Ahonda: “El gobierno, así, da la impresión de estar promoviendo el cambio mientras lo está socavando. En otras palabras, se da el lujo de no cambiar nada mientras da la solemne impresión de estar promoviendo el cambio”.
López Portillo combatió ciertos abusos en las extintas Conasupo, Secretaría de la Reforma Agraria y Secretaría de Relaciones Hidráulicas, mientras su sexenio se caracterizó por el nepotismo.
De la Madrid llamó a una “nueva revolución moral”, combatió al exdirector de Pemex Jorge Díaz Serrano y al exjefe de la policía de la ciudad de México, Arturo Durazo, cercanísimo a su antecesor, mientras en su sexenio se mantuvo una desaseada investigación sobre el homicidio de Manuel Buendía, se desató una crisis bursátil por actividades especulativas previas a las devaluaciones y movimientos ilegales concernientes a la privatización de empresas públicas.
Peña Nieto quiere imprimir su propia etiqueta: esta misma semana envió a la Cámara de Diputados el proyecto de ley para crear la Fiscalía General de la República, que integrará una Fiscalía Especializada en Materia de Combate a la Corrupción.
En este contexto, las supuestas campañas contra la corrupción más bien son el rótulo con el que se persigue a los enemigos del régimen que releva al anterior. Ninguna otra lógica explicaría por qué la exdirigente magisterial Elba Esther Gordillo fue encarcelada por corrupción mientras Carlos Romero Deschamps permanece en libertad.
Son tan bastos y cotidianos los casos de corrupción de la clase política que, de alguna manera, la ciudadanía la ve como algo desasociado a ella. La perversión está afuera, en la cúpula, parece ser el entendido común: Sí, podemos de vez en cuando dar un soborno para agilizar un trámite, pero no es nada comparado con lo que pasa allá arriba.
El escritor y diplomático italiano Carlo Dossi sostenía que “en todos los hombres está presente la corrupción: sólo es una cuestión de cantidades”. Y no estaba equivocado. La teología cristiana refiere que el pecado –un símil de la corrupción- es inherente al ser humano.
La enfermedad, los microbios, lo putrefacto son parte de la condición humana, como la virtud, la verdad y la salud. El ying y yang, la dualidad del universo, para ponerlo en lenguaje new age.

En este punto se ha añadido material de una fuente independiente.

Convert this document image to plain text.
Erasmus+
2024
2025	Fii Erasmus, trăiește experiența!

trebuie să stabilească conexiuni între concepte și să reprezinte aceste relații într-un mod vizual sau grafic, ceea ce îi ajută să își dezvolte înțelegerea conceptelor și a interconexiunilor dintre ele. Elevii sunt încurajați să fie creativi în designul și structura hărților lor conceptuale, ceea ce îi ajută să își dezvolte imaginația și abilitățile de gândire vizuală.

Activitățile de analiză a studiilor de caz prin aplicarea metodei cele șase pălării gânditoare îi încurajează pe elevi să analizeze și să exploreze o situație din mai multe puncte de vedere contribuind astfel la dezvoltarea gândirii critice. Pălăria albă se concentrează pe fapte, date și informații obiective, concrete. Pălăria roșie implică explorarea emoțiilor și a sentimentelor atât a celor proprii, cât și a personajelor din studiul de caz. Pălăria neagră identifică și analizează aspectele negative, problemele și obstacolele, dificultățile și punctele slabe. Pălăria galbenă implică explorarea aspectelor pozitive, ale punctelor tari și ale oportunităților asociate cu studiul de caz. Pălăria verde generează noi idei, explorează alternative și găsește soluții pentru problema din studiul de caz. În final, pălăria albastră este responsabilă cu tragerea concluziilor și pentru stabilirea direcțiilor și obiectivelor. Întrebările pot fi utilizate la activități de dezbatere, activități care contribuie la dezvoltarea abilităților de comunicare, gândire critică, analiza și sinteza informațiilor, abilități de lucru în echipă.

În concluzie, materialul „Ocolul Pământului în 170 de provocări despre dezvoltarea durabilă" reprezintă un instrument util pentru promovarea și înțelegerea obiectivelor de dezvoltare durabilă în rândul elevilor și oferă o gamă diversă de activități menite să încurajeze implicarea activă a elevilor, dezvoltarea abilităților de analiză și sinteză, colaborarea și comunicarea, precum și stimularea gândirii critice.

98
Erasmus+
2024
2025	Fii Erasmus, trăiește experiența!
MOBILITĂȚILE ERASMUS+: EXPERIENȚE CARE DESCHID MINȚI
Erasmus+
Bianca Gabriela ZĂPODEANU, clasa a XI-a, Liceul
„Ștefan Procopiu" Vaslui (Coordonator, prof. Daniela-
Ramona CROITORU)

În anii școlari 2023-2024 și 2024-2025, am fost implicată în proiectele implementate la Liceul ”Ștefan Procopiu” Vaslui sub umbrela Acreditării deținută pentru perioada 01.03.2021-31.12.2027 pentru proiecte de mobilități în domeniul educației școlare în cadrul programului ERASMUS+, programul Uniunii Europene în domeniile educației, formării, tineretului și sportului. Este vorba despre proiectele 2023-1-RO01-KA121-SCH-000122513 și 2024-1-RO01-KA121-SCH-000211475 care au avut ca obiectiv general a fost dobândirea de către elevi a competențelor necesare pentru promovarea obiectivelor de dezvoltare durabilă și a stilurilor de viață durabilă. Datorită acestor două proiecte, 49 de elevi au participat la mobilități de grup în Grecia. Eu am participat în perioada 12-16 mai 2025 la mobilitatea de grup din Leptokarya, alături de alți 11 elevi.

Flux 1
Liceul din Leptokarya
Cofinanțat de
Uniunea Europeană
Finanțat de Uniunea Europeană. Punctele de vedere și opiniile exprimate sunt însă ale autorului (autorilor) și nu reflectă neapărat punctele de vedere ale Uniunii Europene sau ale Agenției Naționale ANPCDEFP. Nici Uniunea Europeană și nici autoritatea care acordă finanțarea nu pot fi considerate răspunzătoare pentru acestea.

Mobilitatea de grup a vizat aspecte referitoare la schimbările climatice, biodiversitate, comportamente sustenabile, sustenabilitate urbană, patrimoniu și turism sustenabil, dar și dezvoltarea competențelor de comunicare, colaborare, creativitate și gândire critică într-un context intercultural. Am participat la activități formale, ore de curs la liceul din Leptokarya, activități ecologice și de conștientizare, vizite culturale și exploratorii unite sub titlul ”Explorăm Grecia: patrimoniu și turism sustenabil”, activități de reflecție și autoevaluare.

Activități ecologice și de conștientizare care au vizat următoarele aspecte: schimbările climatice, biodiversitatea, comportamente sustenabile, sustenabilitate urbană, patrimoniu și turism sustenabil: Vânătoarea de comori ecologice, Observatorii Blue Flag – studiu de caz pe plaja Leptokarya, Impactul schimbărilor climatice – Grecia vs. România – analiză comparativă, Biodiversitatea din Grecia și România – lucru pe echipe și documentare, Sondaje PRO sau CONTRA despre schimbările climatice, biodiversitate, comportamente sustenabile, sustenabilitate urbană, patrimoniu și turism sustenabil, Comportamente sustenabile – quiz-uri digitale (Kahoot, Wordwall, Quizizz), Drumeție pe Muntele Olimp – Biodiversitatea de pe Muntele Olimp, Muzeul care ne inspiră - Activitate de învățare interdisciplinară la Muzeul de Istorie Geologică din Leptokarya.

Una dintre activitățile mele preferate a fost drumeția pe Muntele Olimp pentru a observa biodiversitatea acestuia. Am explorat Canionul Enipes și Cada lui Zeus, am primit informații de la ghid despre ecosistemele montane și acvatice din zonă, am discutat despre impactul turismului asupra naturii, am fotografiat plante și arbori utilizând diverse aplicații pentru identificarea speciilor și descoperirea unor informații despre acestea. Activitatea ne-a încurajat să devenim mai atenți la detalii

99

El sociólogo de la Universidad de Salamanca Fernando Gil Villa lo expone con claridad en su ensayo Discursos sobre corrupción en México:
“Es necesario, primero, que el ‘enfermo’ de corrupción, es decir, el ciudadano normal y corriente, admita su enfermedad, real o potencial, en vez de alejarla de sí y verla solamente en el terreno de los otros, sobre todo de los políticos”.
Tanto los hombres como los gobiernos constituidos por ellos son imperfectos, siempre susceptibles de corromperse. En su clásica obra El contrato social, Jean-Jacques Rousseau lo sintetiza:
“El cuerpo político, igual que el cuerpo del hombre, comienza a morir desde su nacimiento y lleva en sí mismo las causas de su destrucción. Pero tanto uno como otro pueden tener una constitución más o menos robusta y apta para conservarlo más o menos a tiempo. La constitución del hombre es obra de la naturaleza, la del Estado es obra del arte. No depende de los hombres prolongar su vida, depende de ellos prolongar la del Estado tan lejos cuanto sea posible, dándole la mejor constitución que pueda tener”.
Para que el combate a la corrupción deje de ser un engaño, los gobernantes mexicanos deben comenzar por admitir que ellos mismos la han practicado, que es parte de sus códigos, de sus alianzas. Los ciudadanos, en contraparte, debemos reconocer nuestras degeneraciones cotidianas; dejar de observar a la clase política como un ente ajeno y verlo como lo que es: una extensión y reflejo de la sociedad.
La única manera de que la corrupción pierda fuerza es reconociéndola como parte de nosotros. No huyendo de ella ni viéndola desde la periferia. Todo monstruo pierde su toque de horror frente a la luz.